Si può provare l’orrore o l’ebbrezza della solitudine. Gracchia un citofono, cigola un cancello; da una parte uno accoglie, dall’altra uno chiude. Una casa può essere piena di voci o svuotata dal silenzio.
Chi ama la solitudine non ama contare. Costruisce un totem sul numero uno, negando che subito dopo vengono il due, il tre, i molti. Il solo vuole rimanere solo: vuole essere un centro di energia semplice, capace di creare l’universo ed essere nulla al suo interno. A volte si crede un dio.

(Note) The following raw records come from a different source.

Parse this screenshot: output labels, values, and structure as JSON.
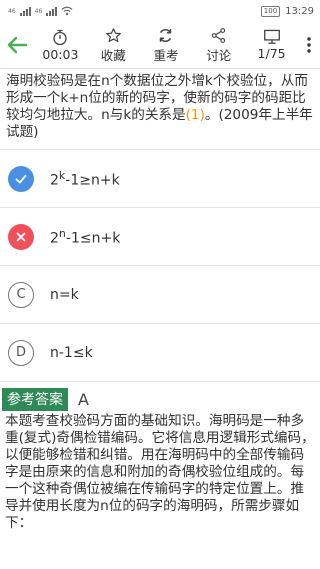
{
  "status": {
    "left_tags": [
      "46",
      "HD",
      "46",
      "HD"
    ],
    "battery": "100",
    "time": "13:29"
  },
  "toolbar": {
    "timer": "00:03",
    "favorite": "收藏",
    "retry": "重考",
    "discuss": "讨论",
    "progress": "1/75"
  },
  "question": {
    "text_before": "海明校验码是在n个数据位之外增k个校验位，从而形成一个k+n位的新的码字，使新的码字的码距比较均匀地拉大。n与k的关系是",
    "answer_mark": "(1)",
    "text_after": "。(2009年上半年试题)"
  },
  "options": [
    {
      "letter": "A",
      "base": "2",
      "exp": "k",
      "rest": "-1≥n+k",
      "state": "correct"
    },
    {
      "letter": "B",
      "base": "2",
      "exp": "n",
      "rest": "-1≤n+k",
      "state": "wrong"
    },
    {
      "letter": "C",
      "text": "n=k",
      "state": "none"
    },
    {
      "letter": "D",
      "text": "n-1≤k",
      "state": "none"
    }
  ],
  "answer": {
    "label": "参考答案",
    "value": "A",
    "explanation": "本题考查校验码方面的基础知识。海明码是一种多重(复式)奇偶检错编码。它将信息用逻辑形式编码，以便能够检错和纠错。用在海明码中的全部传输码字是由原来的信息和附加的奇偶校验位组成的。每一个这种奇偶位被编在传输码字的特定位置上。推导并使用长度为n位的码字的海明码，所需步骤如下："
  },
  "colors": {
    "back_arrow": "#4caf50",
    "correct": "#4a90e2",
    "wrong": "#f0505a",
    "answer_mark": "#ff9a00",
    "answer_label_bg": "#2e8b57"
  }
}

Questi uno sono monadi che non vivono da eremiti. Spesso sono riuniti dal caso in appartamenti, palazzi, condomìni che sono perfetti agglomerati di numeri uno; qualche volta interagiscono, ma si influenzano poco. A loro modo possono essere felici, perché riescono a vivere isolati, ma non distratti.
Le vite distratte sono quelle che spostano lo sguardo; sfuggono allo specchio, cercano di non pensare a ciò che vorrebbero vincere: la miseria, la noia, la sofferenza, la morte. Che abbaglio! La distrazione illude di condurre con sé il divertimento e il sorriso; ma, a lungo andare, incupisce il pensiero, cancella l’ascolto, interrompe il dialogo.
L’uno distratto si sente oppresso dagli altri numeri che vogliono irrompere nella sua vita e buttarlo giù dal totem. Con il due può anche convivere, delimitando abilmente gli spazi, i tempi, persino le emozioni; quando compare il tre, l’unico modo di salvaguardare la propria solitudine è eliminarlo. Se però giunge la moltitudine, il solitario non ha scampo: i molti, pian piano, prenderanno il sopravvento.
Non si può dire a priori se i distratti si trasformeranno in attenti, gli orsi in amici, i numeri uno in padri e madri. Forse i soli rimarranno soli e i tanti, isolati, tra di loro; forse si sarà creata una storia nuova. Bisogna seguire da vicino le vicende di un insieme e provare a capire perché, accaduto qualunque evento, i magneti delle vite distratte iniziano a vibrare in cerca del loro opposto, cioè le vite piene.